Durante su intervención en la Convención Anual de la Cámara Argentina de la Construcción (Camarco) celebrada en La Rural, Macri reconoció el logro del equilibrio fiscal en un tiempo récord, pero lanzó una severa advertencia sobre la naturaleza del ajuste actual. El titular del PRO sentenció: “El equilibrio fiscal es de mala calidad, porque un país que no puede ni siquiera reinvertir para cuidar la infraestructura que tiene se está descapitalizando”, remarcando que sin inversión en conectividad física y virtual no hay posibilidad de desarrollo genuino.
El titular del PRO participó del panel de cierre de la convención, titulado “Un mundo en transición”, junto al expresidente de Colombia, Iván Duque, y el presidente de Camarco, Gustavo Weiss.
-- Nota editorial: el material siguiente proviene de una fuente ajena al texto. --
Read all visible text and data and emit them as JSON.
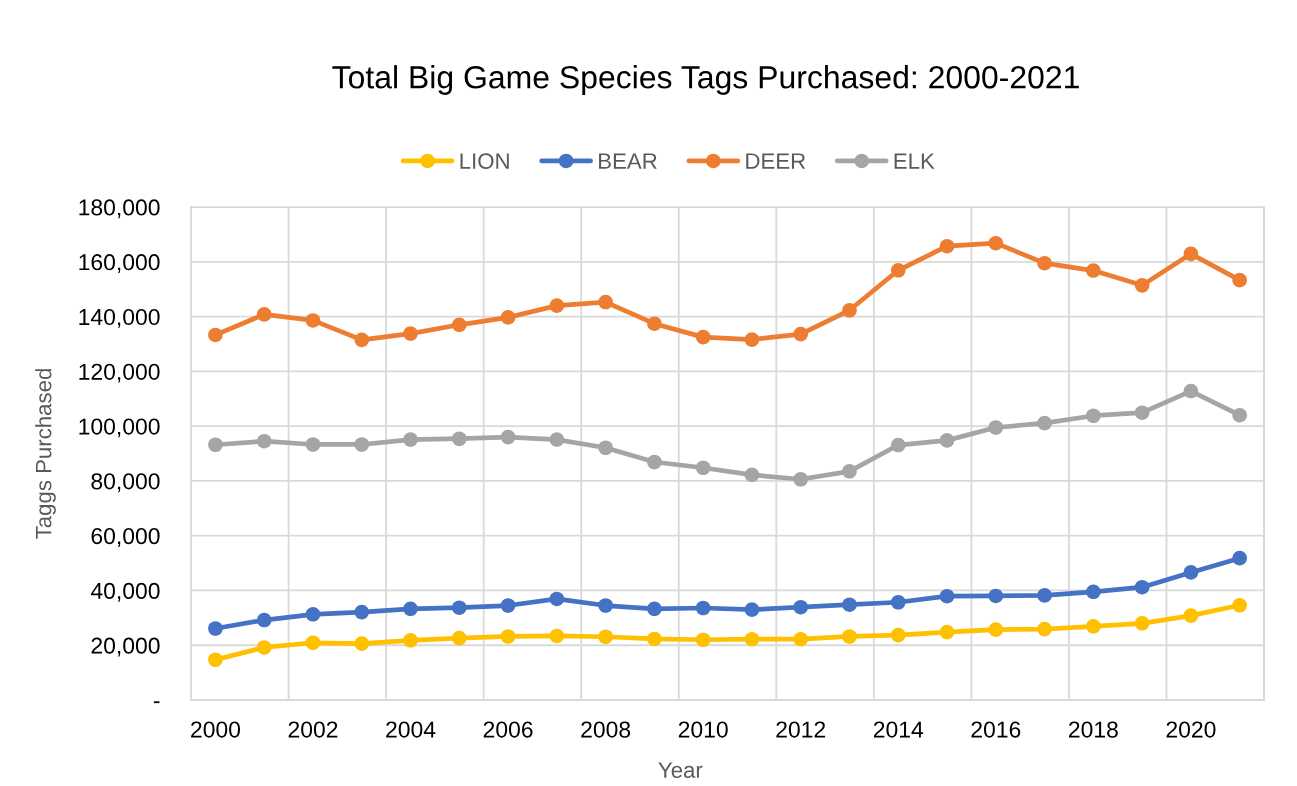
{
  "chart_data": {
    "type": "line",
    "title": "Total Big Game Species Tags Purchased: 2000-2021",
    "xlabel": "Year",
    "ylabel": "Taggs Purchased",
    "categories": [
      "2000",
      null,
      "2002",
      null,
      "2004",
      null,
      "2006",
      null,
      "2008",
      null,
      "2010",
      null,
      "2012",
      null,
      "2014",
      null,
      "2016",
      null,
      "2018",
      null,
      "2020",
      null
    ],
    "series": [
      {
        "name": "LION",
        "color": "#ffc000",
        "values": [
          14700,
          19200,
          20900,
          20600,
          21800,
          22600,
          23200,
          23400,
          23100,
          22300,
          22000,
          22200,
          22200,
          23200,
          23700,
          24800,
          25700,
          25900,
          26900,
          28000,
          30800,
          34600
        ]
      },
      {
        "name": "BEAR",
        "color": "#4472c4",
        "values": [
          26100,
          29200,
          31300,
          32100,
          33300,
          33700,
          34500,
          36900,
          34500,
          33300,
          33600,
          33000,
          33900,
          34800,
          35700,
          37900,
          38000,
          38200,
          39500,
          41200,
          46600,
          51800
        ]
      },
      {
        "name": "DEER",
        "color": "#ed7d31",
        "values": [
          133300,
          140800,
          138600,
          131500,
          133800,
          137000,
          139700,
          144000,
          145300,
          137400,
          132500,
          131600,
          133600,
          142300,
          156900,
          165700,
          166800,
          159500,
          156800,
          151400,
          162900,
          153300
        ]
      },
      {
        "name": "ELK",
        "color": "#a5a5a5",
        "values": [
          93200,
          94500,
          93300,
          93300,
          95100,
          95400,
          96000,
          95100,
          92100,
          86900,
          84800,
          82200,
          80600,
          83500,
          93100,
          94800,
          99500,
          101100,
          103800,
          104900,
          112800,
          104000
        ]
      }
    ],
    "ylim": [
      0,
      180000
    ],
    "yticks": [
      {
        "value": 0,
        "label": "-"
      },
      {
        "value": 20000,
        "label": "20,000"
      },
      {
        "value": 40000,
        "label": "40,000"
      },
      {
        "value": 60000,
        "label": "60,000"
      },
      {
        "value": 80000,
        "label": "80,000"
      },
      {
        "value": 100000,
        "label": "100,000"
      },
      {
        "value": 120000,
        "label": "120,000"
      },
      {
        "value": 140000,
        "label": "140,000"
      },
      {
        "value": 160000,
        "label": "160,000"
      },
      {
        "value": 180000,
        "label": "180,000"
      }
    ],
    "grid": true,
    "legend": "top",
    "marker": "circle",
    "line_style": "solid"
  }
}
En su diagnóstico frente a empresarios y constructores, Macri insistió en que la Argentina debe avanzar hacia reformas de «segundo orden» para reducir el gasto rígido y abrir espacio a la inversión privada, señalando además que el cepo cambiario y las retenciones siguen siendo obstáculos que el mundo empresario padece.
Asimismo, el exmandatario advirtió sobre los riesgos del personalismo político al sostener que la confianza debe depositarse en las instituciones y no en liderazgos individuales. En ese sentido, afirmó: “Un caudillo está hoy y no está mañana, y menos en un sistema democrático tan pendular como el que tenemos en la región”.
El expresidente también señaló dos factores que, a su entender, continúan desalentando la inversión privada. Por un lado, cuestionó la persistencia del cepo cambiario al afirmar que “para el mundo empresario sigue existiendo”. Además, criticó las retenciones a las exportaciones y sostuvo que no deberían aceptarse de manera permanente, ya que “no funcionan en ninguna parte del mundo”.
La respuesta de Patricia Bullrich no se hizo esperar, buscando desactivar las especulaciones sobre sus ambiciones personales y la estabilidad de la coalición gobernante. La senadora fue categórica al responder: “yo no estoy lanzada”. Además, ratificó su compromiso absoluto con la actual gestión.
Bullrich subrayó que La Libertad Avanza es el proyecto que transformará al país y aseguró con firmeza: “estoy acompañando un proyecto y lo voy a acompañar hasta el final”, descartando de plano cualquier posibilidad de quiebre interno al sostener que “no hay riesgo de fractura” en el Gobierno.
Más allá de la disputa con Macri, Bullrich ha mantenido un perfil alto dentro del Congreso, llegando a presionar públicamente a figuras del propio Poder Ejecutivo para garantizar la transparencia de la gestión. En este sentido, la legisladora intimó al jefe de Gabinete, Manuel Adorni, para que presente su declaración jurada en el marco de una investigación judicial por su patrimonio, cuestionando la demora del funcionario con la frase: “¿Para qué vas a esperar hasta el 30 de julio si la podés presentar ahora?”.